To Dub or Not to Dub
With each album, New York-based Dub Trio stray further and further from the musical genre identified in their name. On their latest, IV, these accomplished musicians flex their power-metal muscle with 40 minutes of “instru-metal” compositions accented by effects and rare dub-istry instead of reggae-beat DJ-loop numbers.
Guitarist D.P. Holmes, bassist Stuart Brooks, and drummer Joe Tombino work individually as session players by day, having recorded with the likes of The Fugees, Common, and Macy Gray. Together they craft sludgy doom-metal numbers. Each tune on IV contains little surprises—a quick stutter here, a split-second of utter silence there—to remind you that the band are more than three guys playing instruments.
The album begins with “En Passant,” which starts as a canon but changes into a Fugazi-like bass/drum pedestal, each measure with its own colorful electronically enhanced bit thrown in. The end of “Swarm” sounds like something inspired by Louder than Love-era Soundgarden. When we reach the fifth number, the metal edge is given a rest in synth-driven “Ends Justify the Means.”

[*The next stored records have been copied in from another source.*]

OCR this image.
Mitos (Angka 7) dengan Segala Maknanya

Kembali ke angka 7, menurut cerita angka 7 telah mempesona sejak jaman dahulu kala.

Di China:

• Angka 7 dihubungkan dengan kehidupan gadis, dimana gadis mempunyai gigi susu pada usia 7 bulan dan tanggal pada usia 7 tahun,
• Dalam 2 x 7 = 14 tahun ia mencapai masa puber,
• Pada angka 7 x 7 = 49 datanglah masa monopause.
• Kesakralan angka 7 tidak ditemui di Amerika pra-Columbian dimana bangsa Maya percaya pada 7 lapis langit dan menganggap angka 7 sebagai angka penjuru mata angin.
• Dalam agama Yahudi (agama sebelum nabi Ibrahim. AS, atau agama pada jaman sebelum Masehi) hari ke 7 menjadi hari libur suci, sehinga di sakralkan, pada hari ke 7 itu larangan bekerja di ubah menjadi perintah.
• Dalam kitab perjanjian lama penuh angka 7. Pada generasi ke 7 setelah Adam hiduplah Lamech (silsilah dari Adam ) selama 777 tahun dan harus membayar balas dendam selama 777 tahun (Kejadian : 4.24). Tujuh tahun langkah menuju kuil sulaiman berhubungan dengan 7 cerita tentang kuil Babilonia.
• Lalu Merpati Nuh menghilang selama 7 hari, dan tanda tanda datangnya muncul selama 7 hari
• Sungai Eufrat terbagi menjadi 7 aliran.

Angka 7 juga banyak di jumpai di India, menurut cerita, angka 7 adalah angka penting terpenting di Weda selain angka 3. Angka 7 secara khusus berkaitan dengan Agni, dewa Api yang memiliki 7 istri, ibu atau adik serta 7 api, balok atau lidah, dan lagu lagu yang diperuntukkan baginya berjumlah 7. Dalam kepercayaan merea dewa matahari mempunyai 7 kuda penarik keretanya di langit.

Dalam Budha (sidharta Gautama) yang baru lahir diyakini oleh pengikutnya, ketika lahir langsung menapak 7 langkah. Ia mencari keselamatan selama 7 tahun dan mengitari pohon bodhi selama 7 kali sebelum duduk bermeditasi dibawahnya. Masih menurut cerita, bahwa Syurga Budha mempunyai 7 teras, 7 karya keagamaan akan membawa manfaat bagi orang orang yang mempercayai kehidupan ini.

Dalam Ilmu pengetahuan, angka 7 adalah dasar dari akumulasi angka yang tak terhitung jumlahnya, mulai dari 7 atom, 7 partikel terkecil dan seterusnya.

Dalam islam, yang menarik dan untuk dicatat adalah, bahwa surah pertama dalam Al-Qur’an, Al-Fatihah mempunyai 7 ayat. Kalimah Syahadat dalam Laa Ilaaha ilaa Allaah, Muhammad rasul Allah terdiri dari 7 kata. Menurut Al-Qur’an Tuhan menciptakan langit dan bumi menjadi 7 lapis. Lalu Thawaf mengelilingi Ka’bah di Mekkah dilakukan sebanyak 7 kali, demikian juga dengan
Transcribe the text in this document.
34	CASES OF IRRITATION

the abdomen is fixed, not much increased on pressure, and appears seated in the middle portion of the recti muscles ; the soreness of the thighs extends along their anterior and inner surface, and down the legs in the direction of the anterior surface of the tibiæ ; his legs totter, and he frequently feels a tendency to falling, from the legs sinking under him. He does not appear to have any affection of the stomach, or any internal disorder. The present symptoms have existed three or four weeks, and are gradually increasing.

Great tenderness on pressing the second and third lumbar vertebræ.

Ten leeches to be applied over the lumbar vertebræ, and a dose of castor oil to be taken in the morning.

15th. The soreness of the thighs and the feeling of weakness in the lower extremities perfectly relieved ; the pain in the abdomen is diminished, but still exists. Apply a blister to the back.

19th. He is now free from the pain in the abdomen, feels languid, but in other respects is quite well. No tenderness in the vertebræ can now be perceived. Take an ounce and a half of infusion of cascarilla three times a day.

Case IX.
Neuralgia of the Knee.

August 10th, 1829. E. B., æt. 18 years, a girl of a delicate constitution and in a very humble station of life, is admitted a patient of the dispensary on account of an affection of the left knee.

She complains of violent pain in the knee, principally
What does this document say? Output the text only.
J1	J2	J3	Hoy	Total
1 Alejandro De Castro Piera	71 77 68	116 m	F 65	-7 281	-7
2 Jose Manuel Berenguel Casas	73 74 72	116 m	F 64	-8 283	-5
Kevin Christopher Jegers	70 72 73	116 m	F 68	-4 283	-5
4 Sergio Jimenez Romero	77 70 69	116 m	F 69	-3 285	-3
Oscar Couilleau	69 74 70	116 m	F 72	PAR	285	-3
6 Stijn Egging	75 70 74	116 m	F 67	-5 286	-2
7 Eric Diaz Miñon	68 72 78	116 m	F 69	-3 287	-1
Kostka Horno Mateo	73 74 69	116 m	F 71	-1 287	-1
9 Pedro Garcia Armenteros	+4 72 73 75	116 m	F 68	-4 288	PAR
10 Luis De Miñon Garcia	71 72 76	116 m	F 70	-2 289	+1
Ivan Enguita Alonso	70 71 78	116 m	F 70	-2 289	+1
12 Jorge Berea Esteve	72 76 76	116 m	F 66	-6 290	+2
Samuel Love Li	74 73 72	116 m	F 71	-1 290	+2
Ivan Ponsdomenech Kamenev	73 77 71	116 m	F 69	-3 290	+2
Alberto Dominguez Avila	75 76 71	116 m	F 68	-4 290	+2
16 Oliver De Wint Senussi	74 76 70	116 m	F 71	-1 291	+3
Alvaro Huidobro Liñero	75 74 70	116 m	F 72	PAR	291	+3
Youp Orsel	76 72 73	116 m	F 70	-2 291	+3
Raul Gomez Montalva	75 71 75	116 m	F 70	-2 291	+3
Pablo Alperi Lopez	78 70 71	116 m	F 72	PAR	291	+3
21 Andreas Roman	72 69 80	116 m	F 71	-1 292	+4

After that, IV gets more varied. “Words” is a brief Sabbath-y interlude. “1:1:618” arranges different sound effects into a slow beat. The album ends with the 9-plus-minute “Thousand Island Stare,” which brings all of these elements together. Fans of dub will either praise the Trio’s ingenuity or blaspheme them for straying so far. Fans of Dub Trio already get it, and will no doubt enjoy IV as a suitable successor to 2008’s Another Sound is Dying.